The standard also sets out some broad principles for looking at contracts in the aggregate: “as a practical expedient, an entity may apply this Standard to a portfolio of leases with similar characteristics if the entity reasonably expects that the effects on the financial statements of applying this Standard to the portfolio would not differ materially from applying this Standard to the individual leases within that portfolio. If accounting for a portfolio, an entity shall use estimates and assumptions that reflect the size and composition of the portfolio.” It might seem that this shouldn’t need to be said – that an entity can always apply judgment in how it approaches a standard if it gets to the materially right place. However, since IFRS 15 makes a similar statement about applying a portfolio approach, some respondents to the exposure draft worried about the implications of not having such a statement in IFRS 16 (yet another example, if one were needed, that accountants are hardly the least neurotic people in the world). In a similar vein, an entity combines two or more contracts entered into at or near the same time with the same counterparty (or related parties of it), and accounts for them as a single contract if they’re negotiated as a package with an overall commercial objective; or the amount of consideration to be paid in one contract depends on the price or performance of the other; or the rights to use underlying assets conveyed in the contracts form a single lease component.

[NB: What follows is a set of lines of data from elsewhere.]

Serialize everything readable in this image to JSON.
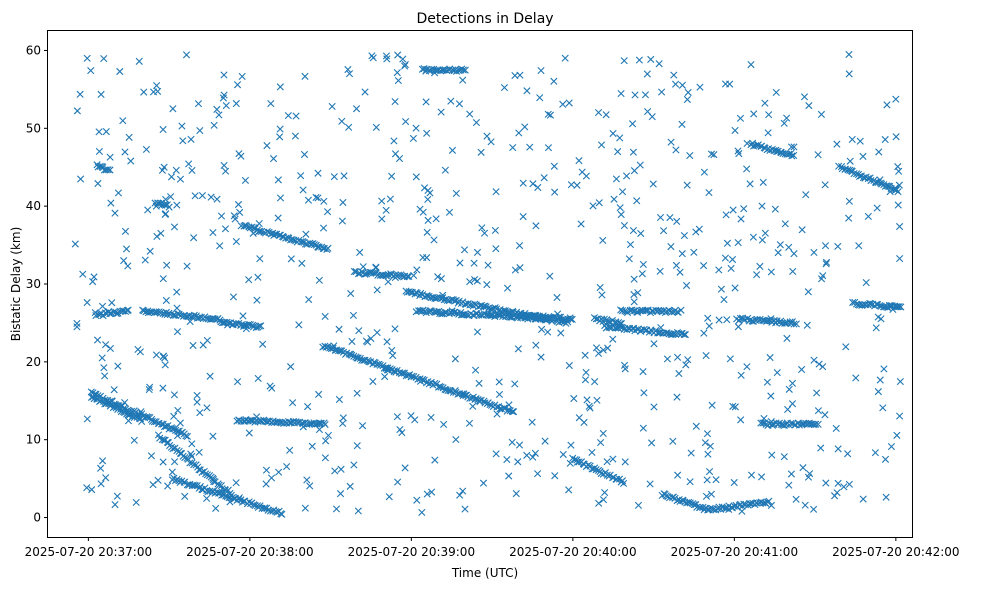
{
  "chart_data": {
    "type": "scatter",
    "title": "Detections in Delay",
    "xlabel": "Time (UTC)",
    "ylabel": "Bistatic Delay (km)",
    "x_ticks": [
      "2025-07-20 20:37:00",
      "2025-07-20 20:38:00",
      "2025-07-20 20:39:00",
      "2025-07-20 20:40:00",
      "2025-07-20 20:41:00",
      "2025-07-20 20:42:00"
    ],
    "x_tick_seconds": [
      60,
      120,
      180,
      240,
      300,
      360
    ],
    "x_tick_base": "2025-07-20 20:36:00",
    "xlim_seconds": [
      45,
      366
    ],
    "ylim": [
      -2.5,
      62.5
    ],
    "y_ticks": [
      0,
      10,
      20,
      30,
      40,
      50,
      60
    ],
    "marker": "x",
    "color": "#1f77b4",
    "grid": false,
    "legend": "none",
    "tracks": [
      {
        "from": [
          61,
          16
        ],
        "to": [
          97,
          10.5
        ]
      },
      {
        "from": [
          61,
          15.5
        ],
        "to": [
          80,
          12.5
        ]
      },
      {
        "from": [
          91,
          5
        ],
        "to": [
          132,
          0.5
        ]
      },
      {
        "from": [
          86,
          10.5
        ],
        "to": [
          113,
          3
        ]
      },
      {
        "from": [
          117,
          37.5
        ],
        "to": [
          149,
          34.5
        ]
      },
      {
        "from": [
          115,
          12.5
        ],
        "to": [
          148,
          12
        ]
      },
      {
        "from": [
          148,
          22
        ],
        "to": [
          218,
          13.5
        ]
      },
      {
        "from": [
          178,
          29
        ],
        "to": [
          238,
          25
        ]
      },
      {
        "from": [
          220,
          26
        ],
        "to": [
          240,
          25.5
        ]
      },
      {
        "from": [
          159,
          31.5
        ],
        "to": [
          179,
          31
        ]
      },
      {
        "from": [
          182,
          26.5
        ],
        "to": [
          232,
          25.5
        ]
      },
      {
        "from": [
          240,
          7.5
        ],
        "to": [
          259,
          4.5
        ]
      },
      {
        "from": [
          273,
          3
        ],
        "to": [
          290,
          1
        ]
      },
      {
        "from": [
          290,
          1
        ],
        "to": [
          313,
          2
        ]
      },
      {
        "from": [
          306,
          48
        ],
        "to": [
          322,
          46.5
        ]
      },
      {
        "from": [
          339,
          45
        ],
        "to": [
          361,
          42
        ]
      },
      {
        "from": [
          80,
          26.5
        ],
        "to": [
          109,
          25.5
        ]
      },
      {
        "from": [
          109,
          25
        ],
        "to": [
          124,
          24.5
        ]
      },
      {
        "from": [
          252,
          24.5
        ],
        "to": [
          282,
          23.5
        ]
      },
      {
        "from": [
          301,
          25.5
        ],
        "to": [
          323,
          25
        ]
      },
      {
        "from": [
          310,
          12
        ],
        "to": [
          331,
          12
        ]
      },
      {
        "from": [
          63,
          26
        ],
        "to": [
          75,
          26.5
        ]
      },
      {
        "from": [
          258,
          26.5
        ],
        "to": [
          280,
          26.5
        ]
      },
      {
        "from": [
          344,
          27.5
        ],
        "to": [
          362,
          27
        ]
      },
      {
        "from": [
          85,
          40.5
        ],
        "to": [
          90,
          40
        ]
      },
      {
        "from": [
          184,
          57.5
        ],
        "to": [
          200,
          57.5
        ]
      },
      {
        "from": [
          248,
          25.5
        ],
        "to": [
          258,
          25
        ]
      },
      {
        "from": [
          63,
          45.2
        ],
        "to": [
          68,
          44.5
        ]
      }
    ],
    "noise_count": 760,
    "noise_range_seconds": [
      55,
      362
    ],
    "noise_range_delay": [
      0.5,
      59.5
    ]
  }
}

It’s also interesting to observe some of the possible scope exemptions rejected by the IASB. Some argued for a distinction between “core” and “non-core” assets: “For example, information about assets and liabilities arising from leases of delivery vans is important to assess the operations of a delivery company, but it may not be important for materiality reasons in assessing the operations of a bank that uses vans to deliver supplies to its retail banking locations.” Some board members apparently favoured such an approach. But the IASB noted that defining these concepts would be extremely difficult, and would likely reduce comparability between financial statements of different entities.
The IASB also considered whether long-term leases of land should be excluded from the scope of IFRS 16, on the basis that a long-term lease of land is sometimes regarded as being economically similar to purchasing it. However, the IASB decided there’s no conceptual basis for differentiating long-term leases of land from other leases and that anyway, for a long-term lease of land, the present value of the lease payments is likely to represent substantially all of its fair value.
Finally, the IASB observed that the term ‘leased inventory’ is sometimes used to describe purchases of non-depreciating spare parts, operating materials, and supplies associated with leasing another underlying asset. The IASB noted though that if an entity has assets that (as per the definition of inventory) are held for sale in the ordinary course of business, or for consumption in the process of production for sale in the ordinary course of business, it’s unlikely that it only obtained those assets by leasing them from another party that actually owns them. So it concluded the term “leased inventory” doesn’t likely refer to a lease in the sense of IFRS 16, and that this kind of activity doesn’t need to be addressed by a scope exemption.
And with those boundaries defined, the IASB concluded that the sky was the new limit for lease accounting!